The irreversible melting of a massive cluster of glaciers in Antarctica has begun, and could cause sea levels to rise 1.2 metres within 200 years, scientists conclude in two grim studies.
Researchers had previously estimated the cluster in the Amundsen Sea region of the West Antarctic Ice Sheet would last for thousands of years despite global climate change. But the new studies found that their loss is underway already as warming ocean water melts away the base of the ice shelf, and is occurring far more rapidly than expected.
The studies found warming water was tied to several phenomena, including global warming from human activity and depleted ozone that has changed wind patterns in the area.
"There is no red button to stop this," said Eric Rignot, a University of California, Irvine professor of earth system science and the lead author of one of the studies, conducted with Nasa's Jet Propulsion Laboratory.
The six glaciers had passed "the point of no return", Rignot said, meaning total collapse - the melted retreat of the glaciers - could not be prevented. "The only question is how fast it's going to go."
Antarctica is the largest mass of ice on the planet, containing an estimated 80 per cent of the world's fresh water.
The loss of even a portion of that ice would have consequences across the globe. Scientists have surmised its possibility for decades, and have braced for confirmation, which arrived with the studies on Monday.
For the UCI-JPL study, scientists used 40 years' worth of measurements, much of it data from satellite radar systems that can measure changes on the earth's surface to within a centimetre.
The data was used to measure the precise location of the glaciers' so-called grounding lines - where glaciers connect to a land mass. It is at this nexus where warmer water encounters the ancient ice and causes it to retreat.

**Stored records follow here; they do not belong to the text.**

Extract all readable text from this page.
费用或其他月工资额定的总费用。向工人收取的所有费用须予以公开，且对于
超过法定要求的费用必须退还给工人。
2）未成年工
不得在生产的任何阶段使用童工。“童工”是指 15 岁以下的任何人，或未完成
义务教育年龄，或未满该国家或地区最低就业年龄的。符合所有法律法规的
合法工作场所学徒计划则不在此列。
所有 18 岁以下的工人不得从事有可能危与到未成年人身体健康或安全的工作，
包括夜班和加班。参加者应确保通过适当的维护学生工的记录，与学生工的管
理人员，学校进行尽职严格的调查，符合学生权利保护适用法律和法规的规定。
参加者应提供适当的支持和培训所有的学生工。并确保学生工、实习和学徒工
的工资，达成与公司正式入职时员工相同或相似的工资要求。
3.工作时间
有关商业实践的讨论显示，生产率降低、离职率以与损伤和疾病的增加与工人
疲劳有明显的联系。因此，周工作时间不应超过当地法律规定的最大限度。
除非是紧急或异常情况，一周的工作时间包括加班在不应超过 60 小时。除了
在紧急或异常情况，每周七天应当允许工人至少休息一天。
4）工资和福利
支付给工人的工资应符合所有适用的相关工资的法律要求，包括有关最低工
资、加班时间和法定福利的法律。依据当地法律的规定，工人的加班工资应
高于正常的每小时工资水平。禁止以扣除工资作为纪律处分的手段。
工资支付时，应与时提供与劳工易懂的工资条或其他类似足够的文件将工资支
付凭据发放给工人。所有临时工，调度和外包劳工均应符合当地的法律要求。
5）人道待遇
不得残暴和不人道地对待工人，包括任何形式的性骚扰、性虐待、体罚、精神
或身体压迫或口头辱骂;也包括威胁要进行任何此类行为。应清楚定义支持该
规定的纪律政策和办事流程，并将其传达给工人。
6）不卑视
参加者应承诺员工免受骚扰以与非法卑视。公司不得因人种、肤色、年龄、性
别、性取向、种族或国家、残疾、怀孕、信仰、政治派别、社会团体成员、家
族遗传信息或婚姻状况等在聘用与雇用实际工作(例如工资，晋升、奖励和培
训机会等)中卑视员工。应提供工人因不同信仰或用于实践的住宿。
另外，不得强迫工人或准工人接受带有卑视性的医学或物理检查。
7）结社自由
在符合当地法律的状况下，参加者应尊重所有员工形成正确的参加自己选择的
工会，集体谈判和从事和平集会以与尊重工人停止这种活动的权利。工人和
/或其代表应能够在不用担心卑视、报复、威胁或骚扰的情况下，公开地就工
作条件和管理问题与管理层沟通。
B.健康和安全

The problem compounded itself in several ways. The more grounding lines recede, for instance, the less glaciers weigh, which lifts them farther off the earth's bedrock, which allows even more warm water to erode their foundations. Similarly, as the glaciers retreat into deeper portions of the ocean, their ice faces become steeper, rendering them increasingly unstable and exposed to warmer water.
The second study, conducted by researchers at the University of Washington, focused largely on one of the six glaciers, the Thwaites Glacier. Scientists tried to pinpoint how quickly the giant Thwaites might disappear altogether, a development that by itself could cause global sea levels to rise by 60cm.
That amount of sea level rise would have a chaotic impact, swamping dozens of low-lying cities around the world.
The study used satellite measurements and computer models to determine that the Thwaites could melt in as little as 200 years, or the melting could take as long as 1,000 years.
Ian Joughin, a university glaciologist and the lead author of the University of Washington study, said the most likely scenario was at the lower end of that range.
"There is quite a bit of ongoing destabilisation," he said, and the disappearance would begin slowly and accelerate over time, with no available "stabilising mechanism".
The Thwaites is an important test case because it is viewed as particularly unstable, and a linchpin for the stability of the rest of the West Antarctic Ice Sheet. As goes the Thwaites, many scientists fear, so goes the rest of the ice sheet - its disappearance would undermine the entire glacial system, exposing many more kilometres of grounding lines to the warming ocean water.
The scientists were careful to point out that an inevitability is not cause for surrender. The 800-year range for the time frame is enormous, they pointed out - and was driven by computer models that "turned up the knob and turned down the knob" on global temperatures driven by climate change, Joughin said. More emissions meant more melting and faster collapse, the researchers said, but the inverse was true, too.